Apparently, however, the arguments in the paper are not quite correct [1], and they recently uploaded a correction to ArXiV.

This paper looks at the effect of a very common preprocessing step used to transform an n \times k data matrix \mathbf{X} into a form acceptable for statistical or machine learning algorithms that assume things like zero-mean or bounded vectors. Here n may represent the number of individuals, and k the number of features, for example. Or the data may come from a DNA microarray (their motivating example). This preprocessing is often done without much theoretical justification — the mathematical equivalence of tossing spilled salt over your shoulder. This paper looks at the limiting process of standardizing rows and then columns and then rows and then columns again and again. They further need that n,k \ge 3. “Readers will see that the process and perhaps especially the mathematics that underlies it are not as simple as we had hoped they would be.”

So what exactly is the preprocessing? I am going to describe things in pseudocode (too lazy to do real code, sorry). Given a data matrix X[i,j] they look at

for i = 1:n { X[i,1:k] = X[i,1:k] - sum(X[i,1:k]) }
for j = 1:k { X[1:n,j] = X[l:n,j] - sum(X[1:n,j]) }

They call the first a “row mean polish” and the second a “column mean polish.” They show this converges in one step.

But what about standardizing? The more complicated polishing procedure looks like this:

for i = 1:n {
mu = sum(X[i,1:k])
sigma = sqrt( sum( (X[i,1:k] - mu)^2 ) )
X[i,1:k] = (X[i,1:k] - mu)/sigma
}
for j = 1:k {
mu = sum(X[1:n,j])
sigma = sqrt( sum( (X[1:n,j] - mu)^2 ) )
X[1:n,j] = (X[1:n,j] - mu)/sigma
}

This standardizes rows first, and then columns (or “lather” and “rinse,” since we are going to “repeat”). They call this Efron‘s algorithm because he told them about it. So what happens if we repeat these two steps over and over again on a matrix with i.i.d. entries from some continuous distribution?

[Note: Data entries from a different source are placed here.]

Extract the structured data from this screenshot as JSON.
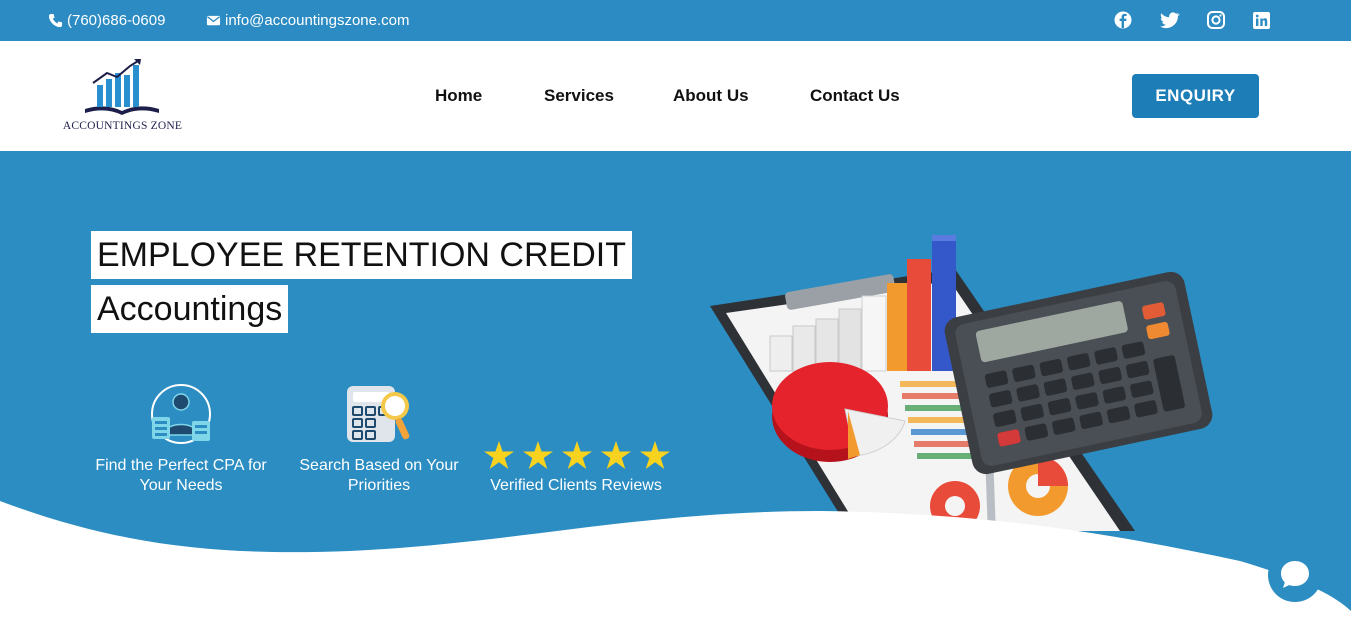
{
  "topbar": {
    "phone": "(760)686-0609",
    "email": "info@accountingszone.com",
    "social": [
      "facebook-icon",
      "twitter-icon",
      "instagram-icon",
      "linkedin-icon"
    ]
  },
  "header": {
    "logo_text": "ACCOUNTINGS ZONE",
    "nav": [
      "Home",
      "Services",
      "About Us",
      "Contact Us"
    ],
    "enquiry": "ENQUIRY"
  },
  "hero": {
    "title_line1": "EMPLOYEE RETENTION CREDIT",
    "title_line2": "Accountings",
    "features": [
      {
        "line1": "Find the Perfect CPA for",
        "line2": "Your Needs"
      },
      {
        "line1": "Search Based on Your",
        "line2": "Priorities"
      },
      {
        "line1": "Verified Clients Reviews",
        "line2": ""
      }
    ],
    "rating_stars": 5
  },
  "colors": {
    "brand_blue": "#2b8dc2",
    "button_blue": "#1d7db7",
    "star": "#f7d21e"
  }
}
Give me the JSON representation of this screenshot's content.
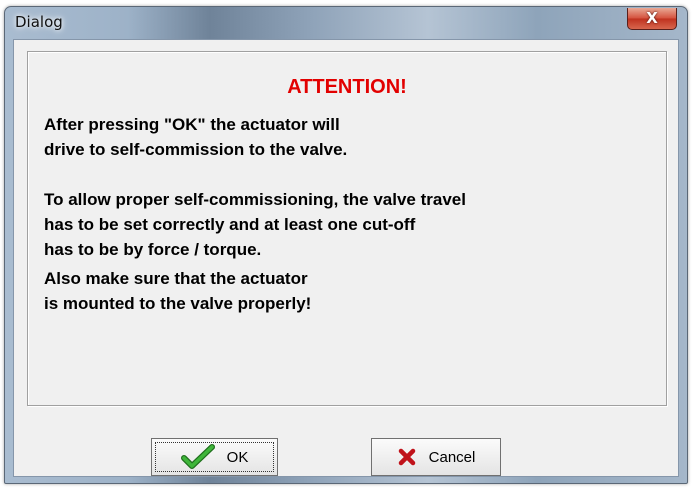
{
  "window": {
    "title": "Dialog",
    "close_glyph": "X"
  },
  "message": {
    "heading": "ATTENTION!",
    "paragraph1": "After pressing \"OK\" the actuator will\ndrive to self-commission to the valve.",
    "paragraph2": "To allow proper self-commissioning, the valve travel\nhas to be set correctly and at least one cut-off\nhas to be by force / torque.",
    "paragraph3": "Also make sure that the actuator\nis mounted to the valve properly!"
  },
  "buttons": {
    "ok_label": "OK",
    "ok_icon": "checkmark-icon",
    "cancel_label": "Cancel",
    "cancel_icon": "cross-icon"
  },
  "colors": {
    "heading": "#e20000",
    "ok_icon": "#2e9a2a",
    "cancel_icon": "#c0121a",
    "close_button": "#c8412d"
  }
}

Theorem 4.1 Efron’s algorithm converges almost surely for X on a Borel set of entries with complement a set of Lebesgue measure 0.

So what does it look like in practice? How fast is this convergence? Empirically, it looks exponential, and they have some theoretical guarantees in the paper, kind of hidden in the discussion. The proofs are not terribly ornate but are tricky, and I don’t quite get all the details myself, but I figured readers of this blog would certainly be interested in this cute result.

[1] A fun quote from the paper “Theorem 4.1 of [2] is false. A claimed backwards martingale is NOT. Fortunately, all that seems damaged by the mistake is pride. Much is true.” I really liked this.